He believes strengthening relations between the two countries is vital.
“The civil war left us divided, and in that division, we inadvertently opened our doors to Indonesia,” Soares said. “What followed was a period of violence against our people, a scar in our history.”
Yet, when it comes to Prabowo’s role in that history, Soares admitted he did not know much.
“The Indonesian people have made their choice. Perhaps Prabowo is the best among the contestants; that’s why they chose him,” he said.
Soares said he opted for a pragmatic approach toward the past, focusing on improving the quality of life and seeking benefits for the present and future.
“People change over time, and I believe Prabowo has changed too.”
Damien Kingsbury, a political expert specializing in Timor-Leste, said Timorese leaders were obligated to maintain a delicate diplomatic stance due to the small nation’s reliance on Indonesia for imports and its aspirations to join ASEAN, the Southeast Asian bloc. Indonesia is one of ASEAN’s founding members.
“Of course, Ramos-Horta must be diplomatic,” said Kingsbury, a professor at Deakin University in Australia, who has written extensively on Timor-Leste and Indonesia.
“He is president of a small country that has an unhappy history with Indonesia and does not want to create any possible problems,” he told BenarNews.
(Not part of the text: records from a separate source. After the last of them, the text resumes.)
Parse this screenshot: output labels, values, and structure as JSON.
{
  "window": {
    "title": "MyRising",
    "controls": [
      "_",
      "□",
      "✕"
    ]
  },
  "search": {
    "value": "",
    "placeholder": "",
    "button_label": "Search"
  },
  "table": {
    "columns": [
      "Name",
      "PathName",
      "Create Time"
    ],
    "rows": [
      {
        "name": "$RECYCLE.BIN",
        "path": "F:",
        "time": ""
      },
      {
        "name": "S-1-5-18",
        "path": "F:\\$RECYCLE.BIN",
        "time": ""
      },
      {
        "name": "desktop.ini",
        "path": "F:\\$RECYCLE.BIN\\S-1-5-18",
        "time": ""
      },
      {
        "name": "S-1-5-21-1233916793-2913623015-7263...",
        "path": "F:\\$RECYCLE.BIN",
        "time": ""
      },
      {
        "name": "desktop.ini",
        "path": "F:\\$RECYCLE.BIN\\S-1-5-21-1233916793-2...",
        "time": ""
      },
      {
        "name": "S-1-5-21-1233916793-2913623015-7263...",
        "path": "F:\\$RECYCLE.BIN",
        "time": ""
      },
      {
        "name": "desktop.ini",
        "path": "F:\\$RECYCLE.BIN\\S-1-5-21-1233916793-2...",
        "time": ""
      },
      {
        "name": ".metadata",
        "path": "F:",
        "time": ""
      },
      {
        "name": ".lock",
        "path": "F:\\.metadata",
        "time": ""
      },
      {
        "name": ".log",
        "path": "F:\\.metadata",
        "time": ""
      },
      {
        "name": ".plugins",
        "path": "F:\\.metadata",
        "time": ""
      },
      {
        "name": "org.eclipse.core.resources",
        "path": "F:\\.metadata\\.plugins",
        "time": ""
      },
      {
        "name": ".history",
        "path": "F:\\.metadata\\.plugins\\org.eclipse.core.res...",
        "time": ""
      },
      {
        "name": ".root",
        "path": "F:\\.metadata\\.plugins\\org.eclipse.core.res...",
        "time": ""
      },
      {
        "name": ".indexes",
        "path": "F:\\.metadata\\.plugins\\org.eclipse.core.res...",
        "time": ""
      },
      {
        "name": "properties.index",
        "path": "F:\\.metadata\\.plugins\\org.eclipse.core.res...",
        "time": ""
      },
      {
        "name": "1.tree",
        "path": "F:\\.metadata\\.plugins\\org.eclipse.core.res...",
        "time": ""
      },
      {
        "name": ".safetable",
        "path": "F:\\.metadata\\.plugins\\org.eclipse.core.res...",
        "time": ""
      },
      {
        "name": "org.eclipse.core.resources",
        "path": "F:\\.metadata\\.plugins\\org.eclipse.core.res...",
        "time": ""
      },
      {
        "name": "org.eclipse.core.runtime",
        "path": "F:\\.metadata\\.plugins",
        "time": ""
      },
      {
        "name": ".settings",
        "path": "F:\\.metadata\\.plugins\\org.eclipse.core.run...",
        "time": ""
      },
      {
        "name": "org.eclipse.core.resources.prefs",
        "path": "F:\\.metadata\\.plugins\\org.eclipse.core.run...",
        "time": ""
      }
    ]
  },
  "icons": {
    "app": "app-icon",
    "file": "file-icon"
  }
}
Kingsbury pointed out that while Ramos-Horta, a Nobel laureate and prominent diplomat, is well-versed in the language of diplomacy, there is a generational gap in awareness of the nation’s tumultuous past.
“Younger people may not be aware of events of 20, 30 and 40 years ago, but that does not mean they did not happen,” he said.
“It must leave a bitter taste in the mouths of many that Timor-Leste’s leaders need to be polite to Prabowo.”